What makes Pittsboro great is the variety it appeals to. The course staff is as friendly as can be, and the course is used to beginner play, making it not that intimidating if you’re a novice. The holes are generally pretty flat, and after the water hazards on holes one and two, you won’t find another aqua calamity until the ninth hole.
The range offers a place to practice, and you don’t necessarily need to be straight all the time to score the ball well. Though there are out of bounds pitfalls on several of the holes, particularly if you enjoy hitting the ball left (which most beginners do not), the course plays short and to the right, there are clear shots to your green from adjacent fairways.
This doesn’t mean PGC is a track only for beginners, however.

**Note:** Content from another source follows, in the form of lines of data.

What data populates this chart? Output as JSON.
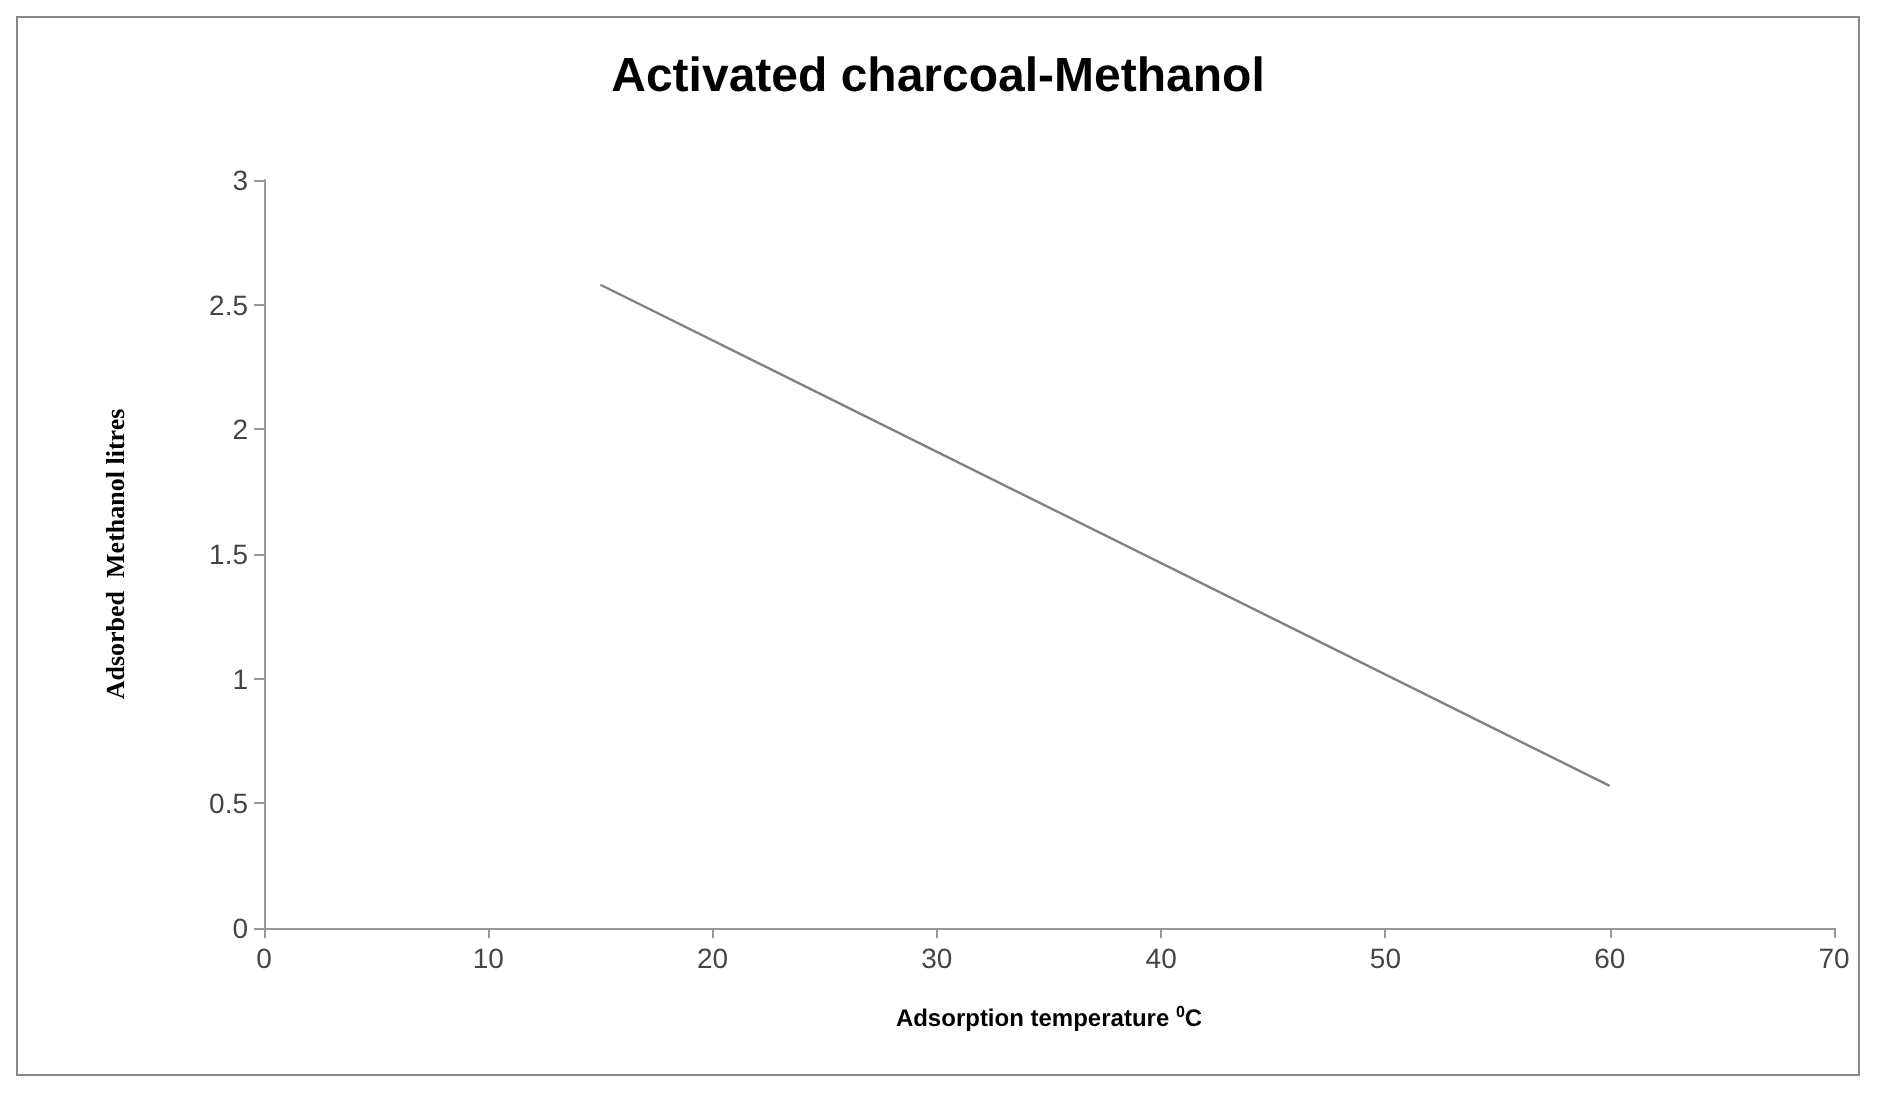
{
  "chart_data": {
    "type": "line",
    "title": "Activated charcoal-Methanol",
    "xlabel": "Adsorption temperature $^{0}$C",
    "ylabel": "Adsorbed  Methanol litres",
    "x": [
      15,
      60
    ],
    "series": [
      {
        "color": "#808080",
        "values": [
          2.58,
          0.57
        ]
      }
    ],
    "xlim": [
      0,
      70
    ],
    "xticks": [
      0,
      10,
      20,
      30,
      40,
      50,
      60,
      70
    ],
    "ylim": [
      0,
      3
    ],
    "yticks": [
      0,
      0.5,
      1,
      1.5,
      2,
      2.5,
      3
    ],
    "grid": false,
    "marker": "none",
    "line_style": "solid"
  }
}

The greens are tiny, and the tee shots from holes 1 through 3 can be tricky. You almost have to be straight on hole three with trees lining both sides of the fairway and actually, hitting the ball long and straight can force uncomfortable approach shots on both one and two. Additionally, all across the course, the greens are significantly smaller than you typically see, making it a fantastic place to work on your short irons, if you’re a good player.
Often, the most befelling shots in golf are the ones that come inside 100 yards where you have to be pinpoint. This course helps you address that issue.
All in all, this is a great place to take the wife and children who are either learning or are going out for a family event. It’s a great place to learn, and a great place to enjoy the game without coming away with negative feelings about the sport or your game in general. Or if you’re frustrated and need help with those wedges inside 100, of course.
Signature hole: #7
The par three seventh hole is the hardest par three in Hendricks County. I am not kidding. Try and play it. It’s a vexing stretch of land that plays about 200 from the back tees up to around 150 from the reds, depending on placement. At face value, it doesn’t look intimidating. Open land to the left and right of the hole mean no trouble for mis-hitting it. You can’t be long though. Maybe 10 to 20 yards off the back of the green is the out of bounds line. The hole itself is devilish around the green, which has a wicked left to right slope that sees almost a five-foot drop from one end of the green to the other. There is extremely little green to work with if you miss the ball left. If the pin is on the high left side, as it often is, being even a foot long will send it shooting down the slope into the rough.
For beginning or novice players, take something you’re comfortable hitting straight. You’re better off missing right than left. There are no hazards to the front of the green or any trouble, so if you miss short it will trickle up closer to the hole. There is a hill you should want to make sure you get over about halfway to the green so even if you’re short, you’ll get extra roll. After that, if off the green, chip with something you can get in the air that will land soft. There is no margin for error. Missing right, if you’re going to miss, will give you a much easier shot at making par.
Experienced players will want to play the ball left to right. Play one club lower than your distance normally would play. The greens are fast and there’s no room to be long. If you miss the green, having a flop shot in the bag is going to help.
When I figure out the exact key to consistently getting a 3 on this hole, I’ll let you know, but having that shot in the bag has worked for me immensely. Depending on where the pin is placed, you’ll face either a steep uphill putt or a sharp downhill. If you think it isn’t a tough hole, you haven’t played it.